Let $\mathcal {L}$ be the language $\{\mathbf {1},+,\cdot,$exp$,<\}$ where $\mathbf {1}$ is a constant symbol, $+,\cdot$, exp are binary function symbols, and $<$ is a binary relation symbol. Let $\mathcal {N}$ be the $\mathcal {L}$-structure $(\mathbb {N},\mathbf {1}^{\mathcal {N}},+^{\mathcal {N}},\cdot^{\mathcal {N}},$ exp$^{\mathcal {N}},<^{\mathcal {N}})$, where $\mathbf {1}^{\mathcal {N}},+^{\mathcal {N}},\cdot^{\mathcal {N}},<^{\mathcal {N}}$ are the usual operations, and exp$^{\mathcal {N}}(n,m)=n^m$.
My understanding is as follows:
$\exists v_1(\forall v_1((v_1\cdot v_1)\equiv v_1))$ means that $\exists n\in \mathbb {N}$ such that $\forall n((n\cdot n)\equiv n$) is true. However, $\forall n((n\cdot n)\equiv n)$ is clearly not true in $\mathbb {N}$. For example, $2\cdot 2=4\neq 2$. Thus, we conclude that $\mathcal {N}\not\models \phi$.
$\forall v_1(\exists v_1((v_1\cdot v_1)\equiv v_1))$ means that $\forall n\in \mathbb {N}$ such that $\exists n((n\cdot n)\equiv n)$ is true. This is indeed true since $1\cdot 1=1$. Thus, we conclude that $\mathcal {N}\models \phi$.
Correct. Notice that in both sentences, the frst quantifier does not quantify any of the variables in the body; they are so-called null quantifiers, and null quantifiers can be removed without changing the truth-conditions of the sentence.

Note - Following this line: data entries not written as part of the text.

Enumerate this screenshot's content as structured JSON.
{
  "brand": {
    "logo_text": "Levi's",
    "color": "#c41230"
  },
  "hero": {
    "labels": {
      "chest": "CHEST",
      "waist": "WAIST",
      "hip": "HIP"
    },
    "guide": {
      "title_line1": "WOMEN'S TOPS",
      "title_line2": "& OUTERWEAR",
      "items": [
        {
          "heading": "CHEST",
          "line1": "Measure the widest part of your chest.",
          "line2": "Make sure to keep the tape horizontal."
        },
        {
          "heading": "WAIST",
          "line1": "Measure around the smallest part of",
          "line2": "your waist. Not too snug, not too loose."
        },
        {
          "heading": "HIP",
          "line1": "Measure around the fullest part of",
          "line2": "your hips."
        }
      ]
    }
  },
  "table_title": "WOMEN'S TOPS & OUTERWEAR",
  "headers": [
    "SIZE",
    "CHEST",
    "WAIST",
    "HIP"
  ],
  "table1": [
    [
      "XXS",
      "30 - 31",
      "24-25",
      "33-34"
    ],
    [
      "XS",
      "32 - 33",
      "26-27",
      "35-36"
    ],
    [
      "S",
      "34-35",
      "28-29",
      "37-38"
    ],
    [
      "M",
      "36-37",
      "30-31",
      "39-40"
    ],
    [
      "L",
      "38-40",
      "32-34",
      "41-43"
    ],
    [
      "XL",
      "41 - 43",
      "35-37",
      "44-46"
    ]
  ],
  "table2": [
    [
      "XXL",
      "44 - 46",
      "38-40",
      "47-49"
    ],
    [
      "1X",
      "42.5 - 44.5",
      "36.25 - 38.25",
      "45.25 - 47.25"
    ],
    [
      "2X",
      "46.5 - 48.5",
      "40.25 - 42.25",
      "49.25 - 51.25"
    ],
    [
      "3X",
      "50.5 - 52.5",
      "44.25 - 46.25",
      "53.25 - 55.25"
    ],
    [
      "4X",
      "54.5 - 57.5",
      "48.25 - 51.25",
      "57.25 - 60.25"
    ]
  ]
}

In other words, $\exists v_1 \forall v_1 (v_1 \cdot v_1=v_1)$ is equivalent to $\forall v_1 (v_1 \cdot v_1 =v_1)$,while $\forall v_1 \exists v_1 (v_1 \cdot v_1 = v_1)$ is equivalent to $\exists v_1 (v_1 \cdot v_1 = v_1)$, and your interpretation would indeed be a good way to show that these are not equivalent.